The fact that anomalies exist in nature doesn’t cancel out the realities of nature, but actually accentuates them.

When introduced to someone, DO agree to use that person’s preferred name, whether or not he or she identifies as transgender. A preferred name is just that: a name or nickname someone says he or she likes to be called. Unless you are being asked to call someone a name you feel is offensive or obscene, there is no reason not to refer to someone by his or her preferred name. This is not a major concession, even if the person is not well. This is simply an act of goodwill, and can open the door to communication.

DON’T get sucked into the chaos of pronoun protocols. Unless a transgender individual is within earshot and needs to be humored, we should not feel compelled to use his or her preferred pronoun. Few understand how deep this rabbit hole is becoming, with more individuals insisting on being referred to in the plural: as “they” or “ze.” More are what Walt Heyer calls “gender defiant,” which is a more accurate term than “gender non-conforming.” The goal is only to sow confusion.

A caveat: Your employer may require you to comply, and you should avoid placing your job in jeopardy. But as much as possible, keep your mind clear. Save your energy. Use your best judgment and consideration for others’ feelings (and obsessions or mental state) as well as your employer’s policies to decide the best course of action. Awareness of language manipulation is key. Remember: these laws aren’t about protecting transgender individuals. They are about controlling everybody else.

When brokenness and alienation set in, more people resort to wearing masks and personas of various kinds.

DO always respect the dignity of each and every human being. The growth of transgender phenomenon shouldn’t surprise us at all. It’s another manifestation of so much brokenness in modern society. Family breakdown hurts children far more than we care to admit. Community breakdown follows.

When brokenness and alienation set in, more people resort to wearing masks and personas of various kinds.

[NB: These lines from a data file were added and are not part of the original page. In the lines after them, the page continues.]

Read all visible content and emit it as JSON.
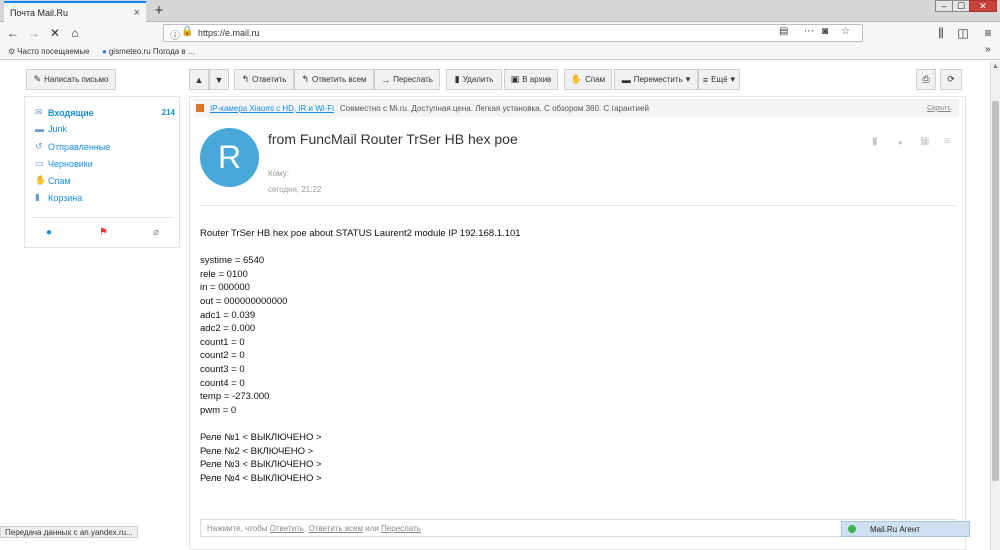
{
  "browser": {
    "tab_title": "Почта Mail.Ru",
    "tab_close": "×",
    "new_tab": "+",
    "win_min": "–",
    "win_max": "☐",
    "win_close": "✕",
    "url": "https://e.mail.ru",
    "bookmarks": [
      {
        "label": "Часто посещаемые"
      },
      {
        "label": "gismeteo.ru Погода в ..."
      }
    ],
    "more_bookmarks": "»"
  },
  "toolbar": {
    "compose": "Написать письмо",
    "reply": "Ответить",
    "reply_all": "Ответить всем",
    "forward": "Переслать",
    "delete": "Удалить",
    "archive": "В архив",
    "spam": "Спам",
    "move": "Переместить",
    "more": "Ещё"
  },
  "folders": [
    {
      "label": "Входящие",
      "count": "214"
    },
    {
      "label": "Junk"
    },
    {
      "label": "Отправленные"
    },
    {
      "label": "Черновики"
    },
    {
      "label": "Спам"
    },
    {
      "label": "Корзина"
    }
  ],
  "ad": {
    "link": "IP-камера Xiaomi с HD, IR и Wi-Fi",
    "text": "Совместно с Mi.ru. Доступная цена. Легкая установка. С обзором 360. С гарантией",
    "hide": "Скрыть"
  },
  "message": {
    "avatar_letter": "R",
    "subject": "from FuncMail Router TrSer HB hex poe",
    "to_label": "Кому:",
    "date": "сегодня, 21:22",
    "lines": [
      "Router TrSer HB hex poe about STATUS Laurent2 module IP 192.168.1.101",
      "",
      "systime = 6540",
      "rele = 0100",
      "in = 000000",
      "out = 000000000000",
      "adc1 = 0.039",
      "adc2 = 0.000",
      "count1 = 0",
      "count2 = 0",
      "count3 = 0",
      "count4 = 0",
      "temp = -273.000",
      "pwm = 0",
      "",
      "Реле №1 < ВЫКЛЮЧЕНО >",
      "Реле №2 < ВКЛЮЧЕНО >",
      "Реле №3 < ВЫКЛЮЧЕНО >",
      "Реле №4 < ВЫКЛЮЧЕНО >"
    ]
  },
  "reply_box": {
    "prefix": "Нажмите, чтобы",
    "reply": "Ответить",
    "reply_all": "Ответить всем",
    "or": "или",
    "forward": "Переслать"
  },
  "status": "Передача данных с an.yandex.ru...",
  "agent": "Mail.Ru Агент",
  "colors": {
    "accent": "#168de2",
    "avatar": "#48a8d9",
    "tab_accent": "#0a84ff"
  }
}
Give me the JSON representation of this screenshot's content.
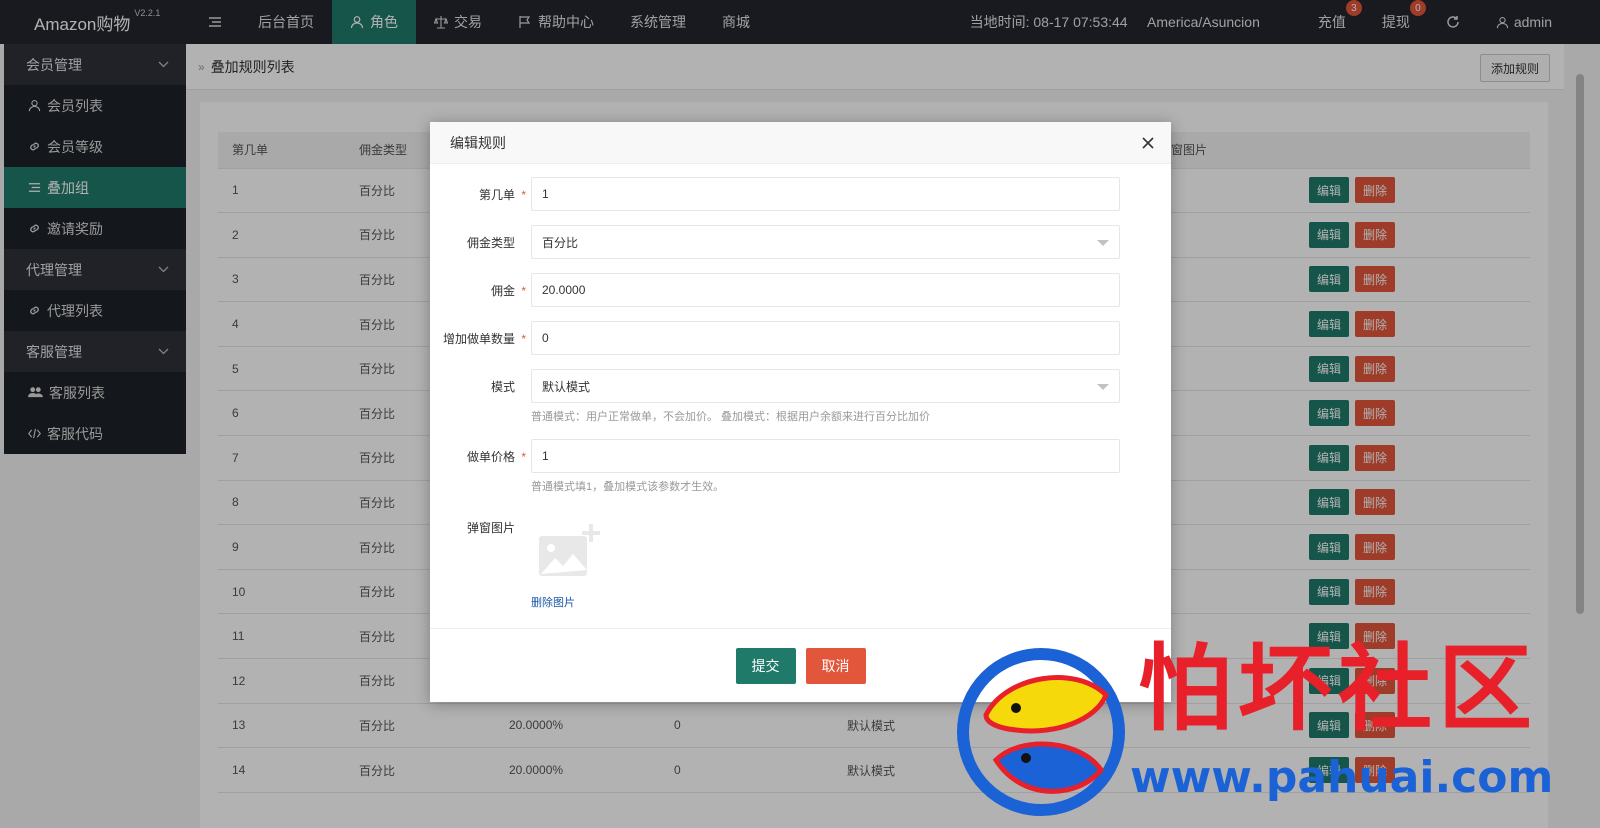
{
  "header": {
    "brand": "Amazon购物",
    "version": "V2.2.1",
    "nav": [
      {
        "label": "后台首页",
        "icon": "home-icon"
      },
      {
        "label": "角色",
        "icon": "user-icon",
        "active": true
      },
      {
        "label": "交易",
        "icon": "balance-icon"
      },
      {
        "label": "帮助中心",
        "icon": "flag-icon"
      },
      {
        "label": "系统管理"
      },
      {
        "label": "商城"
      }
    ],
    "time_label": "当地时间:",
    "time_value": "08-17 07:53:44",
    "timezone": "America/Asuncion",
    "recharge": {
      "label": "充值",
      "badge": "3"
    },
    "withdraw": {
      "label": "提现",
      "badge": "0"
    },
    "user": "admin"
  },
  "sidebar": {
    "groups": [
      {
        "label": "会员管理",
        "items": [
          {
            "label": "会员列表",
            "icon": "user-icon"
          },
          {
            "label": "会员等级",
            "icon": "link-icon"
          },
          {
            "label": "叠加组",
            "icon": "list-icon",
            "active": true
          },
          {
            "label": "邀请奖励",
            "icon": "link-icon"
          }
        ]
      },
      {
        "label": "代理管理",
        "items": [
          {
            "label": "代理列表",
            "icon": "link-icon"
          }
        ]
      },
      {
        "label": "客服管理",
        "items": [
          {
            "label": "客服列表",
            "icon": "users-icon"
          },
          {
            "label": "客服代码",
            "icon": "code-icon"
          }
        ]
      }
    ]
  },
  "page": {
    "title": "叠加规则列表",
    "add_button": "添加规则"
  },
  "table": {
    "columns": [
      "第几单",
      "佣金类型",
      "",
      "",
      "",
      "",
      "弹窗图片",
      ""
    ],
    "rows": [
      {
        "n": "1",
        "type": "百分比",
        "commission": "",
        "count": "",
        "mode": ""
      },
      {
        "n": "2",
        "type": "百分比",
        "commission": "",
        "count": "",
        "mode": ""
      },
      {
        "n": "3",
        "type": "百分比",
        "commission": "",
        "count": "",
        "mode": ""
      },
      {
        "n": "4",
        "type": "百分比",
        "commission": "",
        "count": "",
        "mode": ""
      },
      {
        "n": "5",
        "type": "百分比",
        "commission": "",
        "count": "",
        "mode": ""
      },
      {
        "n": "6",
        "type": "百分比",
        "commission": "",
        "count": "",
        "mode": ""
      },
      {
        "n": "7",
        "type": "百分比",
        "commission": "",
        "count": "",
        "mode": ""
      },
      {
        "n": "8",
        "type": "百分比",
        "commission": "",
        "count": "",
        "mode": ""
      },
      {
        "n": "9",
        "type": "百分比",
        "commission": "",
        "count": "",
        "mode": ""
      },
      {
        "n": "10",
        "type": "百分比",
        "commission": "",
        "count": "",
        "mode": ""
      },
      {
        "n": "11",
        "type": "百分比",
        "commission": "",
        "count": "",
        "mode": ""
      },
      {
        "n": "12",
        "type": "百分比",
        "commission": "",
        "count": "",
        "mode": ""
      },
      {
        "n": "13",
        "type": "百分比",
        "commission": "20.0000%",
        "count": "0",
        "mode": "默认模式"
      },
      {
        "n": "14",
        "type": "百分比",
        "commission": "20.0000%",
        "count": "0",
        "mode": "默认模式"
      }
    ],
    "edit_label": "编辑",
    "delete_label": "删除"
  },
  "modal": {
    "title": "编辑规则",
    "fields": {
      "order_no": {
        "label": "第几单",
        "value": "1"
      },
      "commission_type": {
        "label": "佣金类型",
        "value": "百分比"
      },
      "commission": {
        "label": "佣金",
        "value": "20.0000"
      },
      "add_count": {
        "label": "增加做单数量",
        "value": "0"
      },
      "mode": {
        "label": "模式",
        "value": "默认模式",
        "help": "普通模式：用户正常做单，不会加价。 叠加模式：根据用户余额来进行百分比加价"
      },
      "price": {
        "label": "做单价格",
        "value": "1",
        "help": "普通模式填1，叠加模式该参数才生效。"
      },
      "image": {
        "label": "弹窗图片",
        "delete_label": "删除图片"
      }
    },
    "submit": "提交",
    "cancel": "取消"
  },
  "watermark": {
    "text": "怕坏社区",
    "url": "www.pahuai.com"
  },
  "colors": {
    "header_bg": "#23262e",
    "accent": "#1f7a6a",
    "danger": "#e2573b",
    "link": "#1a58a8"
  }
}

A persona is a coping mechanism, and the noxious effects of social media and communications technologies only makes this more contagious and intense. Most transgender individuals are being used as pawns in an increasingly obvious scheme to grow government at the expense of everybody’s civil liberties, including their own. So be kind to people, especially as they show kindness to you.

DO point out inconsistencies in the logic of “gender identity anti-discrimination laws” whenever you can. Insist that age identity and race identity be added to protected categories. Non-discrimination on the basis of “identity” should play out in more than one way. I’ve been saying for a while that age-identity discrimination is far more widespread and endemic than any other kind. I, for one, don’t identify with the age I was “assigned at birth,” and have experienced discrimination based on this. Timing is everything, and we are at such a critical mass now with these dangerous laws, that it’s time to call the bluff of the government-corporate complex.

DO stand with those who speak out for truth and freedom as much as you are able. You would be surprised how emboldening this can be, not just to the person who was the first to speak out but to others who would follow suit if they knew they weren’t alone. The whole point of political correctness is to make you feel all alone in your thoughts.

One more time: Let’s stop saying the word “gender” and revive the word “sex.” Submission to “gender” terminology is futile. Only resistance will work. So start using the word “sex” to help yourself and others clarify language, and thereby restore our ability to think.